In the lead-up to the 70th anniversary of the end of World War II and Korea’s liberation from Japanese colonial rule, Statistics Korea released a special report Monday detailing the South’s dramatic economic growth, expanding more than 31,000 times in terms of gross domestic product and becoming the world’s 13th-largest economy.

It also detailed the flip side of the Miracle on the Han, including South Korea’s towering suicide rate - the highest in the developed world - and the rising tides of divorce and crime.

The nominal gross domestic product of Asia’s fourth-largest economy, which was one of the world’s poorest countries, stood at 1,485 trillion won ($1,277 billion) as of 2014, skyrocketing from 47.7 billion won in 1953, after the 1950-53 Korean War devastated the country.

According to World Bank data, there are only 15 countries in the world that record more than 1 trillion won in nominal GDP, and Korea ranked 13th.


Gross national income per capita also dramatically rose to $28,180 in 2014, from merely $67 in 1953.

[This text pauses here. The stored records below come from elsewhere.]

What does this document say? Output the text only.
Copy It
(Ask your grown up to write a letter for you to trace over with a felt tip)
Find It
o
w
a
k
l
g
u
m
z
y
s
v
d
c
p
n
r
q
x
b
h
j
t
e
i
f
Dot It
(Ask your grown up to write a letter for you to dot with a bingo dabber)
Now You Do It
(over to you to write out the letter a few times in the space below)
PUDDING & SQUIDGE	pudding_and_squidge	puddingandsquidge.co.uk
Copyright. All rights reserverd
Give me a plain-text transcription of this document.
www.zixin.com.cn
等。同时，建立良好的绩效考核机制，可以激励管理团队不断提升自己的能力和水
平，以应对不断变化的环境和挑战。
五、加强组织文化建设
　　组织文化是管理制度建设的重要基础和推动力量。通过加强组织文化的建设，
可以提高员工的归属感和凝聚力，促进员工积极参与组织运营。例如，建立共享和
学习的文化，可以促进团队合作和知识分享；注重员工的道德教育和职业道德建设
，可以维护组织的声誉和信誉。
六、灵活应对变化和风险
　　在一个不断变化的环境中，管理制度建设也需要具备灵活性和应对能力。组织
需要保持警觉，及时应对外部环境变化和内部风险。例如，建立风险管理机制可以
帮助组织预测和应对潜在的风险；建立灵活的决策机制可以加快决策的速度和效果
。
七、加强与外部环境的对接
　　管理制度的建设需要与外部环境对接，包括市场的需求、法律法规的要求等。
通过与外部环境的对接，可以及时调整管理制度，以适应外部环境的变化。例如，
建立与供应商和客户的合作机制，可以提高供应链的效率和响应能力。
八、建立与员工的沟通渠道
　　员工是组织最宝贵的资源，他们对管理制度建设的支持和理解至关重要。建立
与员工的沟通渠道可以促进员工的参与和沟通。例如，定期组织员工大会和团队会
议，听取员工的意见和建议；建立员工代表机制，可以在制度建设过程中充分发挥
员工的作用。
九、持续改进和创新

On average, the South Korean economy grew 7.3 percent annually between 1953 and 2014, including average growth of about 9.7 percent between 1961 and 1991. After 2000, growth slowed, settling at around 4 percent annually.


The core factor in Korea’s economic growth was exports, according to the statistics. Under the government’s export-driven economic policies of the 1970s and ’80s, Korea’s exports expanded from about $25 million in 1956 to $572 billion in 2014. The country became the world’s sixth-largest exporter and accounts for 3.1 percent of worldwide exports.

Accordingly, Korea’s dependence on trade has grown huge. In 1956, the ratio of exports, imports and all kinds of overseas income in the total GNI stood at only 15.2 percent. That figure grew to 99.5 percent as of 2014.


In the 1960s, the nation’s top export item was iron ore, but it moved into clothing and textiles during the ’70s and ’80s, and since 1992, semiconductors have been the top export item.

As a result, agriculture and fisheries accounted for only 2.3 percent of total industrial output in 2014, diminishing from 48.2 percent in 1953.

Meanwhile, manufacturing grew to 30.3 percent in 2014 from 7.8 percent in 1953, and services accounted for more than half of industrial output, 59.4 percent last year, from 40.3 percent in 1953.


As of 2014, a number of Korea’s manufacturing industries ranked among the world’s top producers. Based on annual output, Korea’s automobile industry was the world’s fifth largest in 2014, shipping became the second largest in 2013 and steel ranked sixth in 2013.

In finance, Korea also improved its debt ratio and foreign exchange reserves. Debt in Korea’s manufacturing sector once reached its peak of 396.3 percent of total assets in 1997, when Korea was struggling with the Asian financial crisis, but it fell to 92 percent in 2013.

Foreign exchange reserves also rose to 25.8 percent of total GDP in 2014, from 3.7 percent in 1997.

In the labor market, more Korean women are working. The ratio of working women out of the total “economically active” population between ages 15 and 64 rose to 51.1 percent in 2014, from 37 percent in 1963.

Working conditions in manufacturing also improved. Average working hours for the industry fell to 186.7 per month in 2014, from 232 hours in 1970.

Still, annual working hours for Korean workers stood at 2,071 hours on average, longer than in other developed countries, with 1,312 in Germany, 1,400 in France and 1,795 in the United States.

And despite economic growth, Korea has lagged in organized labor development.

In 1977, about a quarter of Korean companies had unions, but the rate dropped to merely 10 percent in 2013. That rate was below many developed countries, such as 91 percent in Sweden and even 16 percent in Japan and 13 percent in the United States.

Dramatic economic development brought negative effects. More Koreans are committing suicide than before, from 8.7 people per 100,000 in 1983 to 28.5 per 100,000 in 2013. The 2013 record is the highest figure among OECD countries.

More Koreans are also choosing to have smaller families, divorce or live alone from the start.

The ratio of single-person households rose to 23.9 percent in 2010 from only 9 percent in 1990. The average number of family members per household also dropped to 2.7 in 2010, from 5.4 in 1952. The number of divorced couples per 1,000 people rose to 2.3 in 2014, from 0.4 in 1970.

Over the past three years, the number of crimes rose from 935 in 1981 per 100,000 to 2,039 in 2012.

“The suicide rate started to surge after the 1997 Asian financial crisis,” said Jeong Jin-wook, an associate research fellow at the Korea Institute for Health and Social Affairs, by phone. “Suicides by elderly people living alone also rose, which is seen in other developed countries such as Japan.”